先生方から、「気仙沼高校の生徒は機会と刺激があれば必ず伸びると信じている」と聞き、一卒業生としても、教育者としてもとても嬉しく思いました。

気仙沼高校は来年度に気仙沼西高校と合併します。合併にかかる事務的な手続きなど、今先生たちはその準備で忙しくされています。部活にも力を入れている学校です。そしてSGHとして様々なプログラムを立ち上げて、生徒に学習機会を創出しています。忙しくて忙しくて、それでも生徒と向き合いたくて苦心されている先生方をどうか地域のみなさんは応援してほしいと心から願っています。

生徒に学習機会が増えるということは、その分だけ先生の業務負担が増えることを意味します。何とか軽減できる知恵はないのでしょうか。
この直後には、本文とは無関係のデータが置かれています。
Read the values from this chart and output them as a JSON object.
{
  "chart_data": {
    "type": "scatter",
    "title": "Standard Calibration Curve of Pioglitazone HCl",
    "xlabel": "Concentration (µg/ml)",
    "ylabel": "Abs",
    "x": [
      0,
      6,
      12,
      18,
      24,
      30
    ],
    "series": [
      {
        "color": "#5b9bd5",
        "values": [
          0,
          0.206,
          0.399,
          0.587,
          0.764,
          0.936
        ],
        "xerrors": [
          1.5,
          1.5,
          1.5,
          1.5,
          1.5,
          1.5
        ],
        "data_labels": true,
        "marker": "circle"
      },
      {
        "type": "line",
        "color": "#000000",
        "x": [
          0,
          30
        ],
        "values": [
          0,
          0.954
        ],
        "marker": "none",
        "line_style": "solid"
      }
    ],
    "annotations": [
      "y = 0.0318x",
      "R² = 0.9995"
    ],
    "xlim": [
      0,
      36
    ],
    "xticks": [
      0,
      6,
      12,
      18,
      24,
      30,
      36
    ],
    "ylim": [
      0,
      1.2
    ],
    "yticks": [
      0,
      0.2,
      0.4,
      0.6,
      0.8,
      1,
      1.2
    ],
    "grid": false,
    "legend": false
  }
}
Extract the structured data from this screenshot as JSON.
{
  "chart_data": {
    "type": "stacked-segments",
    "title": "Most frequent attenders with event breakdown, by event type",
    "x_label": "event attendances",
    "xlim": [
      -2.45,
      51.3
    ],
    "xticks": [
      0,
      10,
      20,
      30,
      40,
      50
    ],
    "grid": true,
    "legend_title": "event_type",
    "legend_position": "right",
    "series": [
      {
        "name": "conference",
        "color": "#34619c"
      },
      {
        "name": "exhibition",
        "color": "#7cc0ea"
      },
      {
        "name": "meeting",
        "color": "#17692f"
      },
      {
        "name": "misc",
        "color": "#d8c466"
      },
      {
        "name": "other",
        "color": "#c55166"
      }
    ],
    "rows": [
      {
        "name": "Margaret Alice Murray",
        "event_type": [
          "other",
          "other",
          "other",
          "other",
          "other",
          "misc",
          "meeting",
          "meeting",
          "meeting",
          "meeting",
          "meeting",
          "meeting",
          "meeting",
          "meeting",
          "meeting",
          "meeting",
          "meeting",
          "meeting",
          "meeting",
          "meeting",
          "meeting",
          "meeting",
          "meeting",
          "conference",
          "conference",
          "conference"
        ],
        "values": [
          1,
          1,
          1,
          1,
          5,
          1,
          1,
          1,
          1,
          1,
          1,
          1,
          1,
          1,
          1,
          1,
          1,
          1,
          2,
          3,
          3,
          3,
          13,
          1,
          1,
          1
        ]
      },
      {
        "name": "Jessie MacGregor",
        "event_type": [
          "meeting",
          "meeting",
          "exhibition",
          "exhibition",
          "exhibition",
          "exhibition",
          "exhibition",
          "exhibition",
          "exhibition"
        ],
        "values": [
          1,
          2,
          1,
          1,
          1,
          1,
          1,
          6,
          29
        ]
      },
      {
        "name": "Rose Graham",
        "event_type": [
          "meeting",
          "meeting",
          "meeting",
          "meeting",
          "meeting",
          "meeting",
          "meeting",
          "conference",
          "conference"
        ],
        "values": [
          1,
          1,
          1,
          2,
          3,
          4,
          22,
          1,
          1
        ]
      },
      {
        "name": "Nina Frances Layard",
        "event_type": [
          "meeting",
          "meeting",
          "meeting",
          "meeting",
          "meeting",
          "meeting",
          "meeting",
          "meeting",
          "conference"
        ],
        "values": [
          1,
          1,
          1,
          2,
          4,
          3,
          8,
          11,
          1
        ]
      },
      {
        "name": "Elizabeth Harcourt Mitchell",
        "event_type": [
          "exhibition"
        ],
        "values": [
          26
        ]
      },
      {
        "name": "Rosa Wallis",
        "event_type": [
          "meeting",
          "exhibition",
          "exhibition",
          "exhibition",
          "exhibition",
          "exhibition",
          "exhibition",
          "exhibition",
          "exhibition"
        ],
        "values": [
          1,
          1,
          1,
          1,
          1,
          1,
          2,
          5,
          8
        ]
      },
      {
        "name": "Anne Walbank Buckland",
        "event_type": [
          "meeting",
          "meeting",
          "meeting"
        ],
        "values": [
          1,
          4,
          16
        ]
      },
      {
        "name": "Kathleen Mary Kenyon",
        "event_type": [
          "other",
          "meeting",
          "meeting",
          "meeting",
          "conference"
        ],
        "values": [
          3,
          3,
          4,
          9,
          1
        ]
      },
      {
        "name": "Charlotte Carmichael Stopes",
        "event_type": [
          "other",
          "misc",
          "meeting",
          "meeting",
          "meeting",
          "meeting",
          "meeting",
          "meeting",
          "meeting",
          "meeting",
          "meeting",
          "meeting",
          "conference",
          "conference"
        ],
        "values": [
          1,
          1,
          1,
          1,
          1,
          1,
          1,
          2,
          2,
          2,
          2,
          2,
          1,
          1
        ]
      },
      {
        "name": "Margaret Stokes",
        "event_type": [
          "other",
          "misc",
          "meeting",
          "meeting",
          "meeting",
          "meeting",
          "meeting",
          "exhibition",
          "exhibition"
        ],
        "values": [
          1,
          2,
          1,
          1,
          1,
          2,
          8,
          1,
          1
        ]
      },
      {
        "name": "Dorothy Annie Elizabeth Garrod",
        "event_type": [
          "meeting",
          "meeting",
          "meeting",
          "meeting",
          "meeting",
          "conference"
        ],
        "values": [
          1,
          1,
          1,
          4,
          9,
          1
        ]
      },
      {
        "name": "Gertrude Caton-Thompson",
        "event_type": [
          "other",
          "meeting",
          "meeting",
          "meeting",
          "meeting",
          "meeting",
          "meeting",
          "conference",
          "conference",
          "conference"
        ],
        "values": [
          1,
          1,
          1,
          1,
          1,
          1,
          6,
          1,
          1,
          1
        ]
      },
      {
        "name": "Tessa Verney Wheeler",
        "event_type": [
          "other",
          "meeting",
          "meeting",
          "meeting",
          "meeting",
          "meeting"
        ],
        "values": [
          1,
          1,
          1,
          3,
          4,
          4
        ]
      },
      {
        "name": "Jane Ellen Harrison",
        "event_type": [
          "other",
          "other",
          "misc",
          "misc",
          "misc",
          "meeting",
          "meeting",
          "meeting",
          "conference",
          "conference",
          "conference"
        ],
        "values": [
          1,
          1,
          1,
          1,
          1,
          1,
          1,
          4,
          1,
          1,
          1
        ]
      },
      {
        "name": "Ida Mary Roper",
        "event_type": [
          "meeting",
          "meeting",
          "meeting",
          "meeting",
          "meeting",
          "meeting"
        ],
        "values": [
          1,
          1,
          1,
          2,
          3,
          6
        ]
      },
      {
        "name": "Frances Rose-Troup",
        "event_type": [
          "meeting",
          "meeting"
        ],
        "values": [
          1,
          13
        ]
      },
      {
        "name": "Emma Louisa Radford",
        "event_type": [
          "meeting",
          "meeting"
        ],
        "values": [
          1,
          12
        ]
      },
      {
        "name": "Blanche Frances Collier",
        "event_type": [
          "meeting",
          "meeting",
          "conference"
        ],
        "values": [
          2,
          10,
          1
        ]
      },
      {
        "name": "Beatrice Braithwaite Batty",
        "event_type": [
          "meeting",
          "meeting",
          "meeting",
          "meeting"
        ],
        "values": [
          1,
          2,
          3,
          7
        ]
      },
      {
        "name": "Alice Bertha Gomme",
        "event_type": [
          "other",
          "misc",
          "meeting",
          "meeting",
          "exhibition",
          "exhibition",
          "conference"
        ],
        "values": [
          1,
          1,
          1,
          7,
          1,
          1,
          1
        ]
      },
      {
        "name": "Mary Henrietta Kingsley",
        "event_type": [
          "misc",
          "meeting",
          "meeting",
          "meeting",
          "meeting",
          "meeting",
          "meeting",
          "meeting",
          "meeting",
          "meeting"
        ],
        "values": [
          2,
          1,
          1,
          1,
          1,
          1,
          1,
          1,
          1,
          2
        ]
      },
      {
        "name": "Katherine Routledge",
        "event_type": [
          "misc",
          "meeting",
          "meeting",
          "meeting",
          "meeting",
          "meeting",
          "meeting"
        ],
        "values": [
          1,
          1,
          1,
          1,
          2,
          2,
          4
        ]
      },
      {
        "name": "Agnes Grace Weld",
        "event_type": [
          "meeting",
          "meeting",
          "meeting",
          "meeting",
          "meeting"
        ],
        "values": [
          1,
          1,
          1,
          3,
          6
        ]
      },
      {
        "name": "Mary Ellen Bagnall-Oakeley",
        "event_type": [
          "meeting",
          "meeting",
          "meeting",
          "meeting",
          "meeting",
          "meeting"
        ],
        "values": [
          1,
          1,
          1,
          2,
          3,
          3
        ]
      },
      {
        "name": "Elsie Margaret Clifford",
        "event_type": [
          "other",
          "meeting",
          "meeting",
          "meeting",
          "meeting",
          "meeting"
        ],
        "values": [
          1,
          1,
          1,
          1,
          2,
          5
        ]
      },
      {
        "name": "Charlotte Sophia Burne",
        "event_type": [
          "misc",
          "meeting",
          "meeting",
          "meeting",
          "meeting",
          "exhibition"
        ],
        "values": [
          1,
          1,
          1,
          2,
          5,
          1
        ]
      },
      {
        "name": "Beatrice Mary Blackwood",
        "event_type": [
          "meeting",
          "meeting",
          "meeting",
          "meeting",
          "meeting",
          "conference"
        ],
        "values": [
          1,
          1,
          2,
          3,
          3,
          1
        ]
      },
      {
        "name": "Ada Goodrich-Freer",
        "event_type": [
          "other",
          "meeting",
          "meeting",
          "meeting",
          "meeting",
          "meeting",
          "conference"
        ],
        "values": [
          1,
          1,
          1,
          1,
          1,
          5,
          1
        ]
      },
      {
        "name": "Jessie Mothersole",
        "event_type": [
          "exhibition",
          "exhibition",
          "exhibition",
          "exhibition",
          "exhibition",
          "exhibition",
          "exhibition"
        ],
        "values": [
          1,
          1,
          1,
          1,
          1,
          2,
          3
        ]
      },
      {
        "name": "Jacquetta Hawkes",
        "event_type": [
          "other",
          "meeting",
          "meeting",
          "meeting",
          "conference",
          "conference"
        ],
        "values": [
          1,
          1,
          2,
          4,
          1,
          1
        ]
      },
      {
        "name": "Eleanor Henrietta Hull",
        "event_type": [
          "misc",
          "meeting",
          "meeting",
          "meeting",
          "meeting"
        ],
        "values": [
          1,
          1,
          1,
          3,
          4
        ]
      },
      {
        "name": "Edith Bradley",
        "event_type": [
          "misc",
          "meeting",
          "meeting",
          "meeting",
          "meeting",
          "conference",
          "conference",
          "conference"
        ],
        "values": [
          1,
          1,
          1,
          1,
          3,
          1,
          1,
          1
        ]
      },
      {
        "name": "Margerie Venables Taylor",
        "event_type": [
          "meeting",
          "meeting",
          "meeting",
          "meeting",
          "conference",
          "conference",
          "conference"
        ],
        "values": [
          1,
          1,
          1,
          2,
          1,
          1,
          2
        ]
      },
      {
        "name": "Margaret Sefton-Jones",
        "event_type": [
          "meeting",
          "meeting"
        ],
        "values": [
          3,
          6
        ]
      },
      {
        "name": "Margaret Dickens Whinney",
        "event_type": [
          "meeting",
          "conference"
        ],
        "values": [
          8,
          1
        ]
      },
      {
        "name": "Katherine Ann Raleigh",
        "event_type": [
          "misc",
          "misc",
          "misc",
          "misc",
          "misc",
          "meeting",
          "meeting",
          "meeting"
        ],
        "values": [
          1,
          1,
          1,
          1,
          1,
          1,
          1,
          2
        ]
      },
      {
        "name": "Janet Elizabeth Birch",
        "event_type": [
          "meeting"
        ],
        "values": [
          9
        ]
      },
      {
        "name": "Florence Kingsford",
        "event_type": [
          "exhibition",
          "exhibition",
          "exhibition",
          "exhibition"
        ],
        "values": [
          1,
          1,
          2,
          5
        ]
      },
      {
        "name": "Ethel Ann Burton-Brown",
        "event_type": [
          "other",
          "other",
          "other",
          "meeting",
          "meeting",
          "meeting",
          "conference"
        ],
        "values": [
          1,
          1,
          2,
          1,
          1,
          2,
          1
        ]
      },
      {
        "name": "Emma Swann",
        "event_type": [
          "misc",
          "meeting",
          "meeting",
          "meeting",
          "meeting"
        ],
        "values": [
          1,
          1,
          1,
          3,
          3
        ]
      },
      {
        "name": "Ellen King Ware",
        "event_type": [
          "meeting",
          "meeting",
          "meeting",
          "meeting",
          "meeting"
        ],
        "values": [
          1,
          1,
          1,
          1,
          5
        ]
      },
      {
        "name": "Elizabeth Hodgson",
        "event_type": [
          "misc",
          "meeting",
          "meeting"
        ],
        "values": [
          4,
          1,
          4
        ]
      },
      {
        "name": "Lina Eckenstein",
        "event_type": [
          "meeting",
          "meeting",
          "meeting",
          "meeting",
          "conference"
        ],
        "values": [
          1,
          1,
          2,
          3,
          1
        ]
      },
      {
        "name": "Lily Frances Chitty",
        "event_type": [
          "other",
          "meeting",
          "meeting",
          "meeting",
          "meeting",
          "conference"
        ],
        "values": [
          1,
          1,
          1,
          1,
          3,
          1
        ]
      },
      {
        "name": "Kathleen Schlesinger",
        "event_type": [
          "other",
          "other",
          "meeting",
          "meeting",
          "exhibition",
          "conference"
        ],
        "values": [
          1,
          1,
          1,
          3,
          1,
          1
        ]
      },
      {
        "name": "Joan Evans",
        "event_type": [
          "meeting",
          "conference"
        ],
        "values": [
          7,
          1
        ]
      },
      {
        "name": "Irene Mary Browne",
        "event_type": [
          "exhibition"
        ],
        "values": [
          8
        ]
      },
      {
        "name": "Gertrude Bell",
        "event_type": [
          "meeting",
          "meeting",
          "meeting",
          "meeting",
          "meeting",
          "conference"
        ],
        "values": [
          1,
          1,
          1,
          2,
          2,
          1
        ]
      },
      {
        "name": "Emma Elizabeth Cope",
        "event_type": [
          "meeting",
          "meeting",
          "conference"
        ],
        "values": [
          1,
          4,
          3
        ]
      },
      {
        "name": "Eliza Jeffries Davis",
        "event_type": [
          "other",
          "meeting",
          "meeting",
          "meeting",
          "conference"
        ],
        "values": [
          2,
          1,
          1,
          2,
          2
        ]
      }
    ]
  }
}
部活をなしにすればいいという簡単なことではありません。部活は部活でいいところがあります。先生たちが自己満足でやっているとみる向きもありますが、私は決してそうは思いません。部活動が生徒の情緒形成に重要な役割を持っていると私は思っています。

だから学校教育には様々なサポートが必要です。批判をすることは簡単ですが、先生、保護者だけでなく地域が子供たちの成長を支えるのは日本の良さではなかったでしょうか。そうやって私たちは育ちました。これからの日本を担う子供たちのため、みんなで力を貸しあっていきましょうよ。それが大人たちにも学びを提供してくれるはずです。

ふるさとの先生方、本当にお忙しいことと思います。でも生徒のために頑張ってとは言いません。ネットワークを広げていきましょう。ひとつの学校で学びが完結する時代ではなくなっています。みんなの得意を少しずつ持ち寄って、補い合っていきましょう!